May 28, 2014 09:43 am | Updated 09:43 am IST - NEW DELHI:

Delhi University’s four-year undergraduate programme might just reduce the School of Open Learning from an institute that admits about 1,500 correspondence students for honours degrees every year to a centre offering just diploma, certificate and vocational courses.

This is according to a University Grants Commission letter that was reported to have ordered the university to either bring down all its degrees on an equal footing or else stop offering dual degrees on different conditions.

“We have it on good authority that the UGC sent a letter to the university stating that according to their regulations, a university cannot be offering two types of degrees or dual degrees. It asked the university to either convert the correspondence courses to four-year or else maintain the three-year programme. It was obviously unthinkable for the university to go back on the four-year programme. Therefore, it is seeking to take away all the degrees it is currently offering and plans to call an academic council meeting soon to get this course of action approved,” said Janmejoy Khuntia, a member of the SOL staff association, which plans to stage a protest in front of the director and executive director’s office on the SOL premises.

However, it is not just in this front that the SOL seems to be in the news. The Students’ Union of the SOL has alleged that the university has been trying to divert funds from the school to be used by the university for making regional study centres in Delhi University’s other colleges.

“The colleges are heavily funded by the UGC and DU, too, has ample funds for many of its activities, but they want to use the money deposited by students in the SOL to create study centres in colleges. This is wrong. There is talk that land in East Delhi and some other areas will be used to build centres out of the fees collected by students. Whereas the infrastructure and building funds have to be used out of the UGC funds that the university has.

There is also talk that college principals will be paid Rs.25,000 a month to let out their premises to be used as centres,” said Mohammad Shahnawaz, the union president.

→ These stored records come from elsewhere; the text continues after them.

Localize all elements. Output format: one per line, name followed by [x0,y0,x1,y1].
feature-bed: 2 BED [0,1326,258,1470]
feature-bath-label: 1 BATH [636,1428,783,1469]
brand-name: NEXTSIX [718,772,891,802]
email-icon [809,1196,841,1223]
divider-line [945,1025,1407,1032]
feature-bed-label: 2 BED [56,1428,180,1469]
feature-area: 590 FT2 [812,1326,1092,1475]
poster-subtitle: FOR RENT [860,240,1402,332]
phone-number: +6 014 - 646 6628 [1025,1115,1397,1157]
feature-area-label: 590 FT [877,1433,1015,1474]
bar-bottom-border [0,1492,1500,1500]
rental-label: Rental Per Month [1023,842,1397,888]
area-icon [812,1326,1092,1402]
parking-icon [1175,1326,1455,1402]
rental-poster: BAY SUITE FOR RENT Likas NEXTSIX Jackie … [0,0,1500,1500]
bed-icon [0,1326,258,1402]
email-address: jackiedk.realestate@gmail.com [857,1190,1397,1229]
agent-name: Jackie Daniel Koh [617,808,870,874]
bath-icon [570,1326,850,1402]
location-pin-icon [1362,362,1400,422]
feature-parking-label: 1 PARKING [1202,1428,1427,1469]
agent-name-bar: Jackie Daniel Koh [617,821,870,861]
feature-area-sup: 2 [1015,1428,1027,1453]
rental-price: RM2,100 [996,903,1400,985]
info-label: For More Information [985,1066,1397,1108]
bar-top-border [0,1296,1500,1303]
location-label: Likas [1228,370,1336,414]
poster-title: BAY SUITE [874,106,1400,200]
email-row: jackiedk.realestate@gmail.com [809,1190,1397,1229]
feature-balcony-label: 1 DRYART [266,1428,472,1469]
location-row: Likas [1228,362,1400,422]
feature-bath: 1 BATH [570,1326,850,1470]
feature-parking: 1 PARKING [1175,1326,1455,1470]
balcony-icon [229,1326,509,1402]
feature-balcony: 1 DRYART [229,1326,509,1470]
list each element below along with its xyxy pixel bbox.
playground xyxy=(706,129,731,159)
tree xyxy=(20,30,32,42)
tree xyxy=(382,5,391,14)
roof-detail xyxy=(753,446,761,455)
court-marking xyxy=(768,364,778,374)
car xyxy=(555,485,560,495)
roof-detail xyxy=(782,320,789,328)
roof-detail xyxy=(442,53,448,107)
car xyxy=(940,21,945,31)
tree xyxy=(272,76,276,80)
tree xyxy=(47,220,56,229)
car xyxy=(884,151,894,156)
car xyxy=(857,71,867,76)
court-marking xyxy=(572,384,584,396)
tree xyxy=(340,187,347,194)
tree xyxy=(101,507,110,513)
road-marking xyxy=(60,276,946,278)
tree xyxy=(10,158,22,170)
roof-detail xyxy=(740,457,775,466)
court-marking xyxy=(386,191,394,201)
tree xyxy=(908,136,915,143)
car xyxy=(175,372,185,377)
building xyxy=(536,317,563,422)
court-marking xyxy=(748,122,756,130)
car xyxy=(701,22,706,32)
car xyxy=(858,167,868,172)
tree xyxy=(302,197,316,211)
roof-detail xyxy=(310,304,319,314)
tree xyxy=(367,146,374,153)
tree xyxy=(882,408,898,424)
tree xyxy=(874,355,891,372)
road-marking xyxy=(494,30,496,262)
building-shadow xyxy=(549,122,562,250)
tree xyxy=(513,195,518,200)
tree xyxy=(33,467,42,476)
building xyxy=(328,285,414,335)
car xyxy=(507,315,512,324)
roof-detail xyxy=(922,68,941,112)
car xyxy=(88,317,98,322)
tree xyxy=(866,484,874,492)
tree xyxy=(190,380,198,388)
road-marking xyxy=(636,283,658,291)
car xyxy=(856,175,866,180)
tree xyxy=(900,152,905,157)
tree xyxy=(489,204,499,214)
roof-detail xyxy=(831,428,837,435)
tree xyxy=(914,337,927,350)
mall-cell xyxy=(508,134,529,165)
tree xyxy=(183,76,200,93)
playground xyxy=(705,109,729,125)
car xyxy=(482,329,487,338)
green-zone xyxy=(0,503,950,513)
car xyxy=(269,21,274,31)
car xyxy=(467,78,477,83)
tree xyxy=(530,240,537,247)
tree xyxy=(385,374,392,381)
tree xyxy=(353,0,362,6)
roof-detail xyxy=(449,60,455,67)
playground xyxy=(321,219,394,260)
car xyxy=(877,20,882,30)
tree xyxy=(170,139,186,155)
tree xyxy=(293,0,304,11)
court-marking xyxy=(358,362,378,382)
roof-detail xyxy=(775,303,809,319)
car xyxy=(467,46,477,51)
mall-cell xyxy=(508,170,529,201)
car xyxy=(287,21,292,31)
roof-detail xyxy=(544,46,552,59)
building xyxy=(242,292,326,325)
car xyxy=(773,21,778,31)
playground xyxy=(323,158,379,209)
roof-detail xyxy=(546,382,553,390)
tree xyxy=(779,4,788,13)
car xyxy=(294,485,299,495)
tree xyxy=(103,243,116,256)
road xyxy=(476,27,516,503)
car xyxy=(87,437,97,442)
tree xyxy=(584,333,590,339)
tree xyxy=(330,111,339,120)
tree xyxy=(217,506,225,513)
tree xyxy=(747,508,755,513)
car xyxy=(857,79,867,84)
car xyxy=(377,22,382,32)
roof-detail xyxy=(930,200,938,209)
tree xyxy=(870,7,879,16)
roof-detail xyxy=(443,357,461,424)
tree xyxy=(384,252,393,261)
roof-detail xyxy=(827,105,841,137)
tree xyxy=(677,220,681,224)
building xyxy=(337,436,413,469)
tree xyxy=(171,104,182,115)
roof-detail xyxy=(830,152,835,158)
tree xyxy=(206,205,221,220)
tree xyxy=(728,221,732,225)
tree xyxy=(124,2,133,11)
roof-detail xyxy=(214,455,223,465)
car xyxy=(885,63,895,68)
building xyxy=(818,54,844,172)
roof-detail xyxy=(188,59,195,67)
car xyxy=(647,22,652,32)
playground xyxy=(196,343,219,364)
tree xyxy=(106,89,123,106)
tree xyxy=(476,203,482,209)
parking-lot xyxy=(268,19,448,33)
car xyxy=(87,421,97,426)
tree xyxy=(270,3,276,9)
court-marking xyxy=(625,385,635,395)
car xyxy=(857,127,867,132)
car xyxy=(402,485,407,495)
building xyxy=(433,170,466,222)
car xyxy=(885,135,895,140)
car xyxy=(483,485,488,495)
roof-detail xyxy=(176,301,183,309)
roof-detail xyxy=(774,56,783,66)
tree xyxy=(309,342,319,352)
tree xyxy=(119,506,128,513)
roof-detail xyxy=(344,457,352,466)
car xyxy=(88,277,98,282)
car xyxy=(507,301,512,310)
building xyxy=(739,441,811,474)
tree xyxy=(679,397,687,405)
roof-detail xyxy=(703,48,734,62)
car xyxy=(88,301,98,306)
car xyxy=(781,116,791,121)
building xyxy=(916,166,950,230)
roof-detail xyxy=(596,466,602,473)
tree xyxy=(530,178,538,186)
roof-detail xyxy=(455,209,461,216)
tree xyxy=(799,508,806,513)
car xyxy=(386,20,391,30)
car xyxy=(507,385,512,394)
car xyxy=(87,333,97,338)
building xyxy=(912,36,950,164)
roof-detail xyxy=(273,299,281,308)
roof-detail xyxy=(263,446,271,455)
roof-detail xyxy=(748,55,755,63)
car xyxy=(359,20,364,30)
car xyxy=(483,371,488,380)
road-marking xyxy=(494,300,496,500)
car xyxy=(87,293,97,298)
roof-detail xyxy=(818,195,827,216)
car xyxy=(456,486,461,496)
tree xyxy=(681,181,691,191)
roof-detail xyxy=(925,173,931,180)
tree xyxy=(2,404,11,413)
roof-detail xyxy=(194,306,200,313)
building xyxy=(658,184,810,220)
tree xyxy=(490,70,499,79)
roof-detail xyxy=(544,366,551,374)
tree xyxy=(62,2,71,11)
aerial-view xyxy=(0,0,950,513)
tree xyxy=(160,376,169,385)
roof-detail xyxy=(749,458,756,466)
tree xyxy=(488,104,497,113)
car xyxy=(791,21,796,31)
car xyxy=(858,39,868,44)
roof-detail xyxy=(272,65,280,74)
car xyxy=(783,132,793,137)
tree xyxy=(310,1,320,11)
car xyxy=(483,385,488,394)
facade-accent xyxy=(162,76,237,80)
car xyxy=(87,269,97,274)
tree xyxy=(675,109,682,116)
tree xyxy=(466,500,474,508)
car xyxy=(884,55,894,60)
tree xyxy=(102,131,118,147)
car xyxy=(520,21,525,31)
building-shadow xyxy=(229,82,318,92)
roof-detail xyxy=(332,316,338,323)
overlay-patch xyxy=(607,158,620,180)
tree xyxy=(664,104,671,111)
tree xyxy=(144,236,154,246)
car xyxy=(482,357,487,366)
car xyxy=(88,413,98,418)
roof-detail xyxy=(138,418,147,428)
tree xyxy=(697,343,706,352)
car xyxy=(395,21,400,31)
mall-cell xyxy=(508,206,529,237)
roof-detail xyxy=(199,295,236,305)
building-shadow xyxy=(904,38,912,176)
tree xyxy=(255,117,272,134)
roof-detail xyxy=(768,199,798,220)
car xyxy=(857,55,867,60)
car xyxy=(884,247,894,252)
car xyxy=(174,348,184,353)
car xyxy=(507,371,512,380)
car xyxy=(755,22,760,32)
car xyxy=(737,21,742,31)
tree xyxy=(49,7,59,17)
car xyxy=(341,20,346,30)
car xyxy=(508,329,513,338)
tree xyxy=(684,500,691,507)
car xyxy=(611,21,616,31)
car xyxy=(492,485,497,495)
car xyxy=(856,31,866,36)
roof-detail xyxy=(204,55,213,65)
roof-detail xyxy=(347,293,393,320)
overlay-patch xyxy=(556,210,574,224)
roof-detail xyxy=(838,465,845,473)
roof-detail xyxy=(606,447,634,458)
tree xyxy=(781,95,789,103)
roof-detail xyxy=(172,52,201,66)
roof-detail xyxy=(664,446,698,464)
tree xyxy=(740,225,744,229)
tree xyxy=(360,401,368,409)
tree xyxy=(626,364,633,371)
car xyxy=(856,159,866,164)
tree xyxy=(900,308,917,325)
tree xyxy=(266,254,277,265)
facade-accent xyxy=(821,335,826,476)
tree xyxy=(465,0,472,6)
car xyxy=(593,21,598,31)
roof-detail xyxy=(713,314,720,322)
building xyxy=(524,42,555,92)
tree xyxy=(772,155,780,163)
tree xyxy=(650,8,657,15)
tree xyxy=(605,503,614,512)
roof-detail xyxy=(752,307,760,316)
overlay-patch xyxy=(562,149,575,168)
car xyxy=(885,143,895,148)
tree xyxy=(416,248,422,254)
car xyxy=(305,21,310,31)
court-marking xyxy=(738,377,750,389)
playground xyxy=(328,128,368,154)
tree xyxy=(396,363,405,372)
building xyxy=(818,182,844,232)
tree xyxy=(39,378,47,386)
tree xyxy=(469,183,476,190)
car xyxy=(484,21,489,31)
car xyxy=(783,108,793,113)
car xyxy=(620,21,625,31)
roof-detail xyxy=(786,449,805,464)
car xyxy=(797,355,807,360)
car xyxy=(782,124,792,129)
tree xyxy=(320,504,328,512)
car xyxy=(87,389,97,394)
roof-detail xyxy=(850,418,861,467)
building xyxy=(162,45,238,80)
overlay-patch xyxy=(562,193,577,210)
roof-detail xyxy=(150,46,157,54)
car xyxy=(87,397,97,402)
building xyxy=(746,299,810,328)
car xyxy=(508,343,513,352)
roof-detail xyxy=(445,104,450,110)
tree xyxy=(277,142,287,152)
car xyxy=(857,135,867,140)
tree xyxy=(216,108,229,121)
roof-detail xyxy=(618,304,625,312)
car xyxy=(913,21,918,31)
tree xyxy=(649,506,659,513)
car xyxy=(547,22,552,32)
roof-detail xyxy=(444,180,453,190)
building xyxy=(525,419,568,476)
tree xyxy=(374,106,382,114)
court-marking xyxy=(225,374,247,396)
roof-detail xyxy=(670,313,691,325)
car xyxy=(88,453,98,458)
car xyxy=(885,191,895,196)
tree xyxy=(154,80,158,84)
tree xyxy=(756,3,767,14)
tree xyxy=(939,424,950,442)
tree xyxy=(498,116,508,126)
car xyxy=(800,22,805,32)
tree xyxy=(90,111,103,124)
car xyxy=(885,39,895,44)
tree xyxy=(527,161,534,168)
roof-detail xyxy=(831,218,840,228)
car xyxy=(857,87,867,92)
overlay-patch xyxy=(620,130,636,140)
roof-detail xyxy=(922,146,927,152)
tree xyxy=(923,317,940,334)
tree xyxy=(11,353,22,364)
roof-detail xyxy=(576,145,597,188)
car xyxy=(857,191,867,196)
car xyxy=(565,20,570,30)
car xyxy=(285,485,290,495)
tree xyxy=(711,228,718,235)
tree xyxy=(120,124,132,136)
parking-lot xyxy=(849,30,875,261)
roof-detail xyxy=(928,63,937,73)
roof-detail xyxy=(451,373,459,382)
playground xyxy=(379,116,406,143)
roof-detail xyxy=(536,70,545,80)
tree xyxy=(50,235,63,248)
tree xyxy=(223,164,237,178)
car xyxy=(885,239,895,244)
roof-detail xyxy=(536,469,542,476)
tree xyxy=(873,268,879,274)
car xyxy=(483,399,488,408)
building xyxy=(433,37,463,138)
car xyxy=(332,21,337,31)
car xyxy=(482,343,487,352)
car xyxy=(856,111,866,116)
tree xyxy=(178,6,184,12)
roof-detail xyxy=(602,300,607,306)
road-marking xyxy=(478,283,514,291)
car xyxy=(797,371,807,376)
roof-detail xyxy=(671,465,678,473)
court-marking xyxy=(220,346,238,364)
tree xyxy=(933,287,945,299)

The union, too, was concerned about the university converting all its academic courses to vocational courses. “If our concerns are not met, we will be starting a struggle,” added Shahnawaz.

Incidentally, the SOL is all set to make it to the 2014 edition of the Limca Book of Records for admitting a record number of students in one day — 4,800 to be exact — in the last admission season according to a communication it received many months ago.